À Toulouse, à Rodez et plus largement en Occitanie, l’accès à la propriété est devenu un exercice d’équilibriste. Les prix ont fortement augmenté ces dernières années, tandis que les conditions de financement se sont durcies. Dans ce contexte, de nombreux ménages découvrent le Bail Réel Solidaire (BRS) comme une alternative à l’achat classique.
Mais une question revient systématiquement : le BRS est-il vraiment moins cher sur la durée, ou seulement à l’achat ?
Pour y répondre sérieusement, il faut sortir d’une comparaison simpliste des prix et raisonner en coût global, c’est-à-dire en mensualité réelle et en budget cumulé sur vingt ans. C’est précisément ce que nous allons faire ici, de manière concrète et compréhensible.
Ce que l’on compare réellement quand on achète un logement
Dans un achat immobilier classique, la lecture est assez intuitive. Le ménage achète un logement et un terrain, finance l’ensemble via un crédit immobilier, puis rembourse chaque mois une mensualité composée du capital, des intérêts et de l’assurance. À cela s’ajoutent les charges de copropriété et la taxe foncière.
Le BRS modifie cette logique sans la rendre plus complexe. L’acheteur devient pleinement propriétaire de son logement, mais le terrain reste la propriété d’un Organisme de Foncier Solidaire. Cette dissociation a un effet immédiat : le prix d’achat baisse, car le foncier, souvent très cher dans les zones tendues, est sorti de l’équation.
En contrepartie, l’acquéreur verse une redevance foncière, destinée à financer la gestion du terrain par l’OFS. Cette redevance est réelle, encadrée juridiquement, et doit être intégrée dans le budget mensuel. La comparaison honnête ne consiste donc pas à opposer “mensualité de prêt” contre “mensualité de prêt”, mais bien à comparer des mensualités globales.
C’est d’ailleurs exactement ce que font les banques lorsqu’elles analysent un dossier BRS, comme le rappelle l’ANIL dans ses publications sur le sujet.
Pourquoi le BRS fait souvent baisser la mensualité globale
Le premier levier du BRS est mécanique : en ne payant pas le terrain, l’acheteur emprunte moins. Moins de capital emprunté signifie, à taux égal, une mensualité de crédit plus faible. Dans des villes comme Toulouse, où la part foncière peut représenter une fraction importante du prix, cet effet est loin d’être marginal.

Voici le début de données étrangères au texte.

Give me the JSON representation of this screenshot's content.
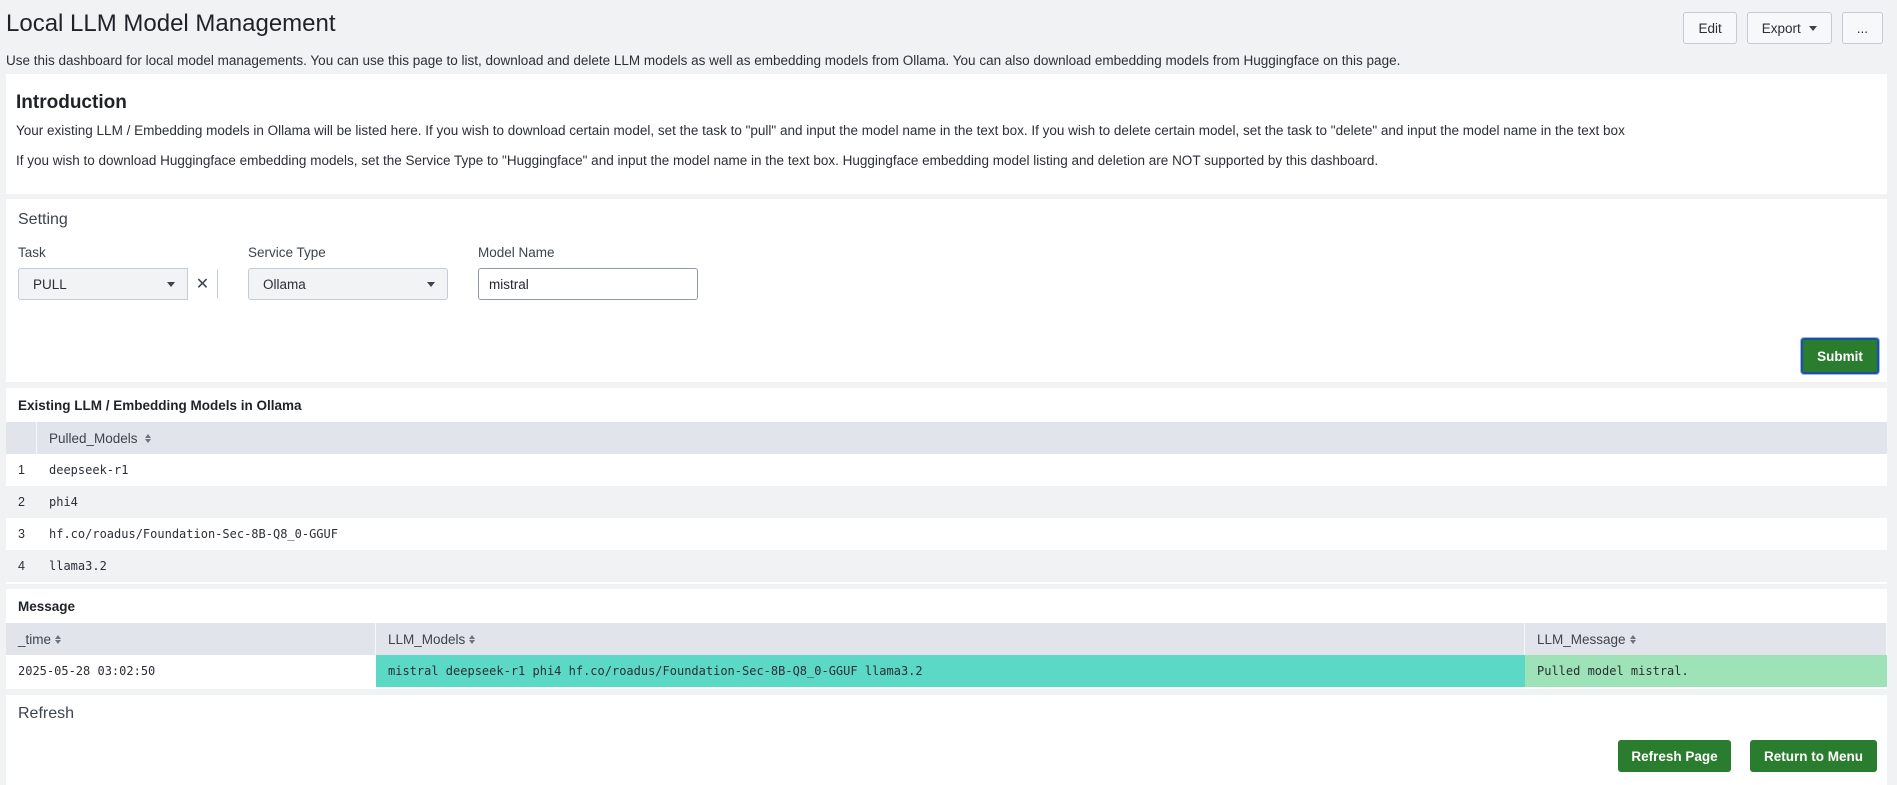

Le second levier tient à la fiscalité du neuf. Dans de nombreux programmes BRS, l’acquéreur bénéficie d’une TVA réduite à 5,5 %, contre 20 % en accession classique. Cette différence se traduit directement par un prix d’acquisition plus bas, donc par un financement plus léger. L’ANIL et Service-public.fr rappellent régulièrement que cet avantage fiscal constitue l’un des piliers du modèle BRS.
Enfin, les frais de notaire, calculés sur la valeur de la transaction, sont mécaniquement réduits lorsque le prix du logement est inférieur. Là encore, il ne s’agit pas d’un détail, mais d’une économie réelle à l’entrée dans le projet.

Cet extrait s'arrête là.